Model Training (Variational Inference)
Last updated
Last updated
Last Updated: 2023-09-27
TimberID includes many techniques for generating isoscapes from geospatial point-measurements, ranging from Kriging interpolation to our most best-performing variational inference deep learning model. Of all the alternatives we evaluated, our best results come from predicting the isotope distribution with variational inference and a deep neural network, which appears to be a novel technique for isoscape generation. We focus here on producing isoscapes with variational inference, but the same general principles apply to most of our isoscape models.

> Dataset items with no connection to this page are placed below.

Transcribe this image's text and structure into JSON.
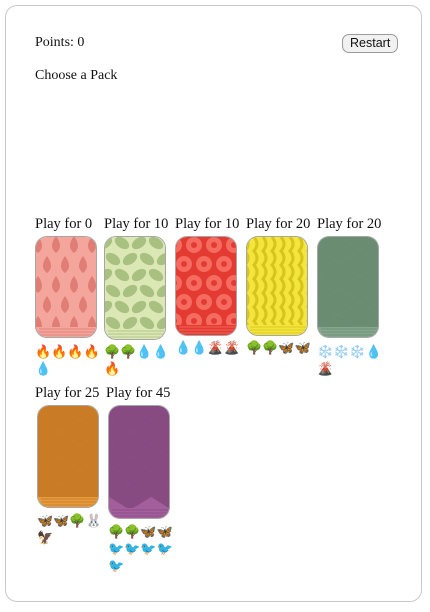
{
  "header": {
    "points_text": "Points: 0",
    "restart_label": "Restart"
  },
  "main": {
    "prompt": "Choose a Pack"
  },
  "packs": [
    {
      "price_label": "Play for 0",
      "pattern": "drops",
      "base_color": "#f4a59c",
      "accent_color": "#e07d74",
      "contents": [
        "🔥",
        "🔥",
        "🔥",
        "🔥",
        "💧"
      ]
    },
    {
      "price_label": "Play for 10",
      "pattern": "leaves",
      "base_color": "#dbe7b5",
      "accent_color": "#a8c080",
      "contents": [
        "🌳",
        "🌳",
        "💧",
        "💧",
        "🔥"
      ]
    },
    {
      "price_label": "Play for 10",
      "pattern": "circles",
      "base_color": "#e33b32",
      "accent_color": "#f56b60",
      "contents": [
        "💧",
        "💧",
        "🌋",
        "🌋"
      ]
    },
    {
      "price_label": "Play for 20",
      "pattern": "waves",
      "base_color": "#f3e53b",
      "accent_color": "#d8c51c",
      "contents": [
        "🌳",
        "🌳",
        "🦋",
        "🦋"
      ]
    },
    {
      "price_label": "Play for 20",
      "pattern": "diamonds",
      "base_color": "#86a68d",
      "accent_color": "#6a8d72",
      "contents": [
        "❄️",
        "❄️",
        "❄️",
        "💧",
        "🌋"
      ]
    },
    {
      "price_label": "Play for 25",
      "pattern": "diamonds",
      "base_color": "#e69b3e",
      "accent_color": "#c97b25",
      "contents": [
        "🦋",
        "🦋",
        "🌳",
        "🐰",
        "🦅"
      ]
    },
    {
      "price_label": "Play for 45",
      "pattern": "diamonds",
      "base_color": "#a35f9c",
      "accent_color": "#874b82",
      "contents": [
        "🌳",
        "🌳",
        "🦋",
        "🦋",
        "🐦",
        "🐦",
        "🐦",
        "🐦",
        "🐦"
      ]
    }
  ]
}
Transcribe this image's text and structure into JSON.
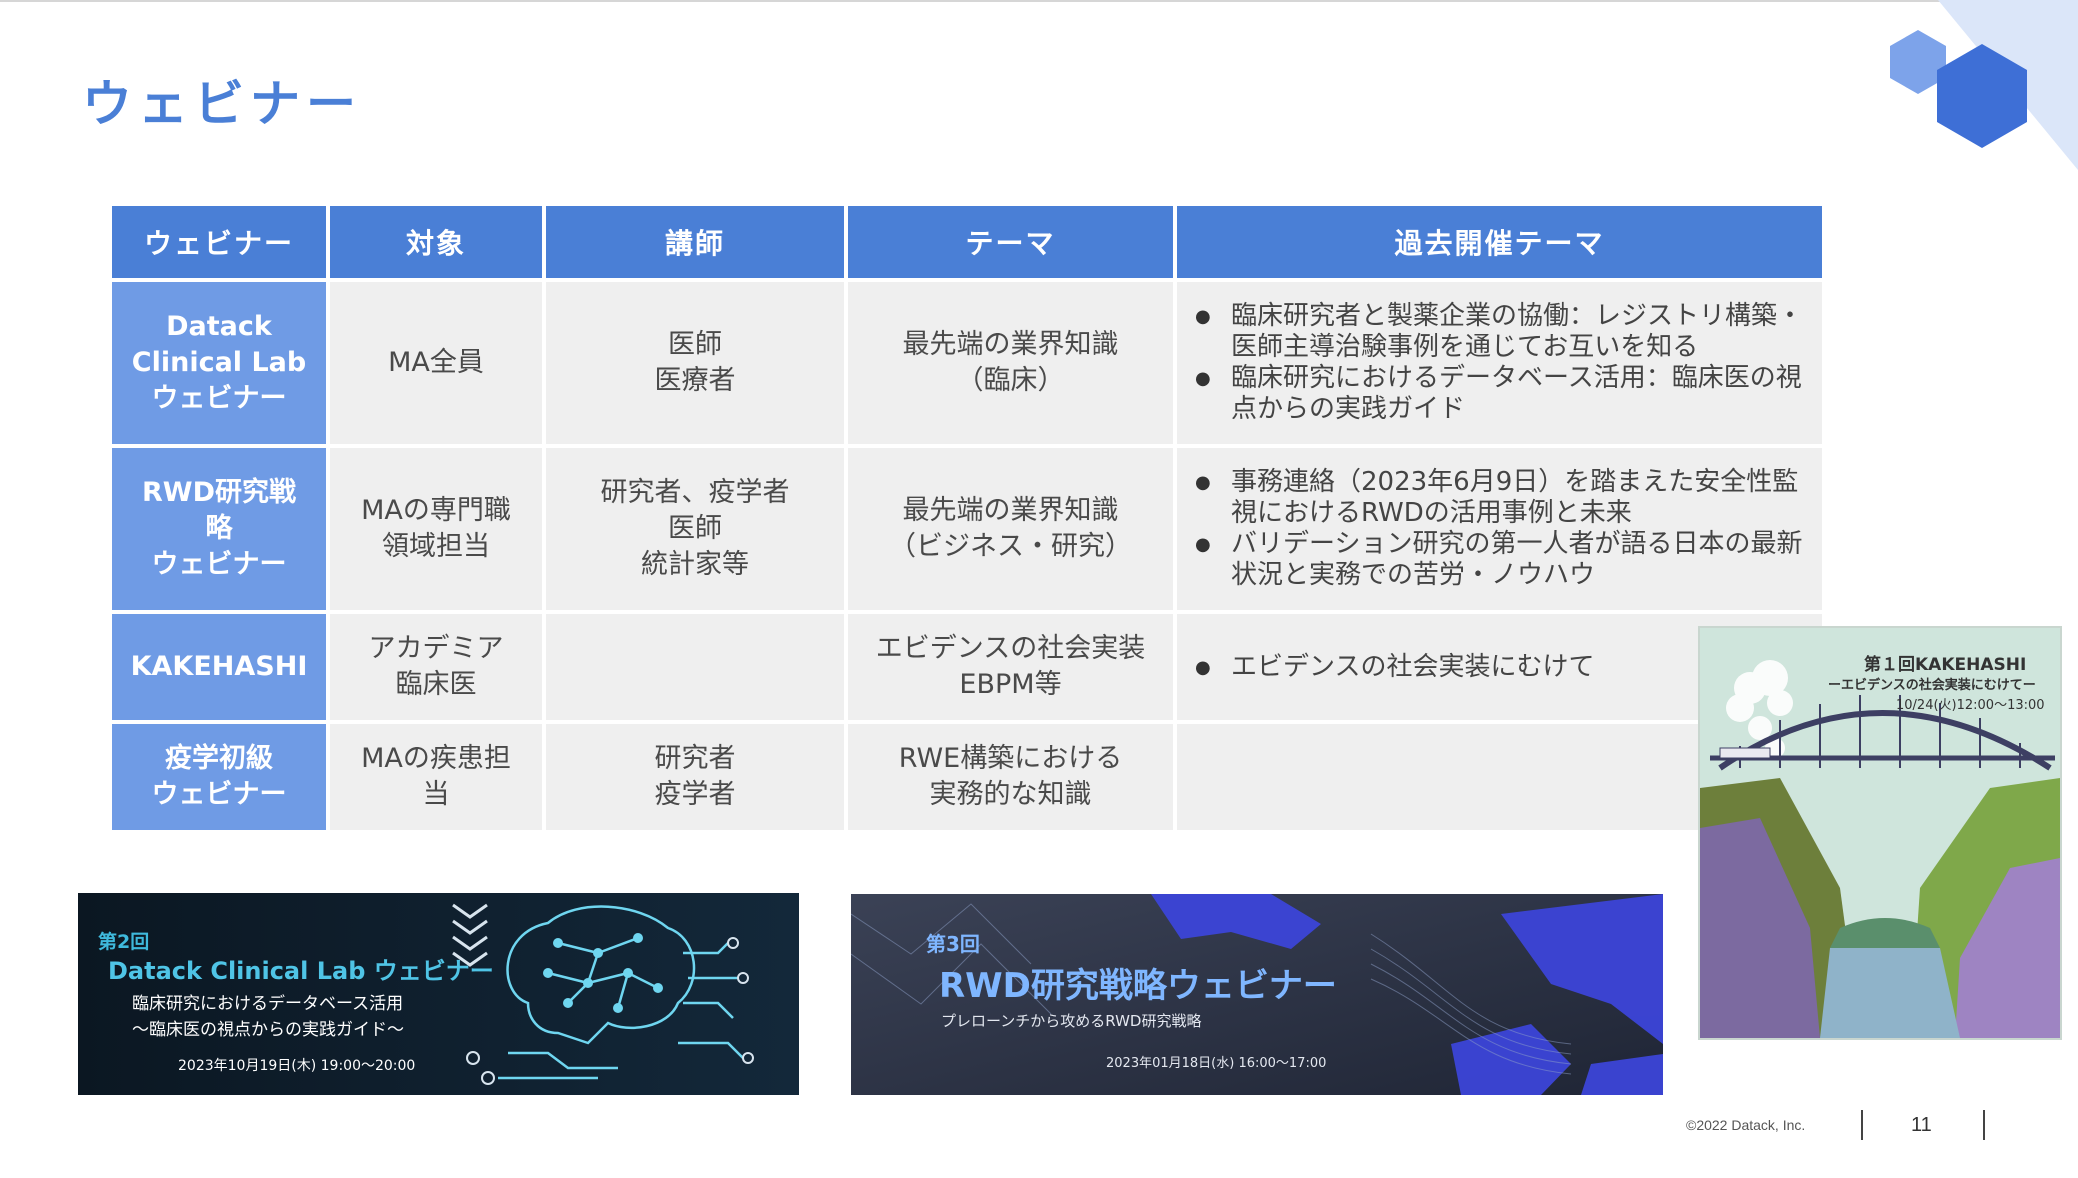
{
  "slide": {
    "title": "ウェビナー",
    "brand_color": "#4a7fd6",
    "header_color": "#4a7fd6",
    "rowhead_color": "#6f9be5"
  },
  "table": {
    "headers": [
      "ウェビナー",
      "対象",
      "講師",
      "テーマ",
      "過去開催テーマ"
    ],
    "rows": [
      {
        "name": "Datack\nClinical Lab\nウェビナー",
        "audience": "MA全員",
        "speakers": "医師\n医療者",
        "theme": "最先端の業界知識\n（臨床）",
        "past_topics": [
          "臨床研究者と製薬企業の協働：レジストリ構築・医師主導治験事例を通じてお互いを知る",
          "臨床研究におけるデータベース活用：臨床医の視点からの実践ガイド"
        ]
      },
      {
        "name": "RWD研究戦\n略\nウェビナー",
        "audience": "MAの専門職\n領域担当",
        "speakers": "研究者、疫学者\n医師\n統計家等",
        "theme": "最先端の業界知識\n（ビジネス・研究）",
        "past_topics": [
          "事務連絡（2023年6月9日）を踏まえた安全性監視におけるRWDの活用事例と未来",
          "バリデーション研究の第一人者が語る日本の最新状況と実務での苦労・ノウハウ"
        ]
      },
      {
        "name": "KAKEHASHI",
        "audience": "アカデミア\n臨床医",
        "speakers": "",
        "theme": "エビデンスの社会実装\nEBPM等",
        "past_topics": [
          "エビデンスの社会実装にむけて"
        ]
      },
      {
        "name": "疫学初級\nウェビナー",
        "audience": "MAの疾患担\n当",
        "speakers": "研究者\n疫学者",
        "theme": "RWE構築における\n実務的な知識",
        "past_topics": []
      }
    ]
  },
  "banners": {
    "clinical_lab": {
      "number": "第2回",
      "title": "Datack Clinical Lab ウェビナー",
      "subtitle1": "臨床研究におけるデータベース活用",
      "subtitle2": "〜臨床医の視点からの実践ガイド〜",
      "datetime": "2023年10月19日(木) 19:00〜20:00"
    },
    "rwd": {
      "number": "第3回",
      "title": "RWD研究戦略ウェビナー",
      "subtitle": "プレローンチから攻めるRWD研究戦略",
      "datetime": "2023年01月18日(水) 16:00〜17:00"
    },
    "kakehashi": {
      "title": "第１回KAKEHASHI",
      "subtitle": "ーエビデンスの社会実装にむけてー",
      "datetime": "10/24(火)12:00〜13:00"
    }
  },
  "footer": {
    "copyright": "©2022 Datack, Inc.",
    "page_number": "11"
  }
}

Find the Colab at: https://colab.research.google.com/github/tnc-br/ddf-isoscapes/blob/main/dnn/variational_inference.ipynb
Most users should obtain somewhat reasonable predictions out-of-the-box by running the training notebook with the default configuration options after running the data ingestion notebook with its default options and export path. However, our machine learning models are still one-off artifacts since we are rapidly iterating on model research. The TimberID processes for producing production-quality models are not automatic. For now, this notebook only attempts to provide a reasonable baseline as a place to start for running model experiments.
A few important, high-level notes:
Some overfitting is normal, but training loss should not significantly dip below validation loss. Example of a typical loss curve:
If loss
drops significantly below val_loss
, the model has most likely memorized its training set and is unlikely to produce a good isoscape. Common reasons for this are: not enough data, a training distribution that is not diverse enough, training for too many epohcs (overtraining). To mitigate overtraining, the notebook comes with early stoping and a default patience
setting of 30 epochs.
For reproducible results, be sure to re-run the cell that contains tf.keras.utils.set_random_seed(18731)
before each training run. This model is very small, which makes it highly sensitive to initialization.
We use Xavier initialization but have not performed robust experiments to compare alternatives other than no initialization at all.
The code under "Run this cell to generate an isoscape" does not appear to be fully functional at this time. For generating isoscapes, prefer the Isoscape Generation notebook instead.